Empathy has long run been a character trait of Diaz. As a child in Cuba, where a human rights report revealed more than 72% of the population lives below the poverty line, Diaz would spend whatever little birthday money he’d receive taking his friends who lived every day not knowing where their next meal would come from out to eat. He sought ways to translate that element of serving others to life in the United States when he immigrated.
He thinks this attitude is one of many reasons it’s imperative to have diversity in both the military and public offices. Diaz believes many immigrants serve because they want to give back to a country that provided them opportunities maybe they once didn’t have.

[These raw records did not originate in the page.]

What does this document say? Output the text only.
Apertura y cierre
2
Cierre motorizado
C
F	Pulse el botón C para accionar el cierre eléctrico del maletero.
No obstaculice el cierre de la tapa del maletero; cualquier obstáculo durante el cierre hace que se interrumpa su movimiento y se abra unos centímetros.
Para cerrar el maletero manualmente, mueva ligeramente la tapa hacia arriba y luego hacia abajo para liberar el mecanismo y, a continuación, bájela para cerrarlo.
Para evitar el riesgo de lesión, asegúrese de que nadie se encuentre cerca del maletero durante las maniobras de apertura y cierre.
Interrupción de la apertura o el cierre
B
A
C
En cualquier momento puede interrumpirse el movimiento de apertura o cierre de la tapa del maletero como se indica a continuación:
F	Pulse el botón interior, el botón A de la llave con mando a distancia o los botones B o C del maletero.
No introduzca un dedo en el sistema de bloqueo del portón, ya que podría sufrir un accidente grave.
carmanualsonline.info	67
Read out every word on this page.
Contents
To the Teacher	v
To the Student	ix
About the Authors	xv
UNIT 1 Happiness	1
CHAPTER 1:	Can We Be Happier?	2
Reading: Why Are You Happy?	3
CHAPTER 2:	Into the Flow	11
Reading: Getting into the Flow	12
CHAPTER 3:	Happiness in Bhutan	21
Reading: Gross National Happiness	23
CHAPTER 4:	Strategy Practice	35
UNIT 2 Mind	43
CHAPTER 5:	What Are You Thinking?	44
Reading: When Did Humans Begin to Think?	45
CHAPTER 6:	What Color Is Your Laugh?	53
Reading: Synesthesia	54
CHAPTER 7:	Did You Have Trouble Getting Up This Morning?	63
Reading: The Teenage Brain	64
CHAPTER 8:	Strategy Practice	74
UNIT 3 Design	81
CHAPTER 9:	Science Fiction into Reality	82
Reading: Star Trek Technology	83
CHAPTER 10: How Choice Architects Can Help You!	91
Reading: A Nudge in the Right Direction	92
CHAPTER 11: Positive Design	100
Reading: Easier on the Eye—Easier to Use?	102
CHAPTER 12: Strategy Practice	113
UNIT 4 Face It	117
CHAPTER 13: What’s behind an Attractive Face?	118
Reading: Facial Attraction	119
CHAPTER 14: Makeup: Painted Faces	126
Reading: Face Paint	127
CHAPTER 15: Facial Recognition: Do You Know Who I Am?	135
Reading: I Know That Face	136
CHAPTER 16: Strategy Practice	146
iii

He himself has seen the benefits of diversity and inclusion on full display. From September 2021 to October 2022, Diaz was a company commander leading more than 150 soldiers in support of joint military operations in Kenya, Somalia and Djibouti. During his deployment, Diaz’s company planned, synchronized and executed security operations with Army, Air Force and Marine elements to deny violent extremist organizations in East Africa.
While he was the only Hispanic company commander of the whole task force, his company had people from 10 different countries speaking more than seven languages. Diaz said there was great benefit to bringing people with different ideas, languages and backgrounds together to lead them toward one objective.
He sees that potential in government, and he is ecstatic to bring his experience as both an immigrant and U.S. Army officer to Congress.
“The main aspect is having an open mind and not imposing what you know or the perspectives that you have on others,” Diaz said. “You have 535 members of Congress trying to work together, representing different people, different views, different political points and different goals. I think it’s one of the reasons that drove me to Congress.”
To Diaz, leadership boils down to two things: not being afraid to fail and having a strong ability to communicate with others. These transcend, he said, to the military—from infantry officers leading soldiers into combat, to civilian jobs and the political arena.
Considering the life Diaz has built as an immigrant and U.S. Army officer, as well as his continued advocation for others, Diaz has lived up to his two standards of leadership and appears well suited for an appointment on the Hill.
Military and veteran student life at GW
GW, a participant in the Yellow Ribbon Program, enrolls more than 1,400 veterans, active-duty service members and their dependents. GW has been an annual recipient of the Military Friendly Award and is also annually recognized as a Military Times “Best for Vets” higher education institution.
The Office of Military and Veteran Student Services helps these students maximize their educational benefits to prepare for post-military careers. GW Veterans is a student organization that advocates on behalf of all veterans, military dependent family members, active-duty service members and reserve/national guard members currently enrolled at GW.
This week, there will be a Veterans Day ceremony and brunch Friday morning, and through Thursday, members of the GW community could sign a Thank You banner, located in the Great Hall on the first floor of the University Student Center. The men’s basketball game against Stonehill on Monday also featured a Salute to Service.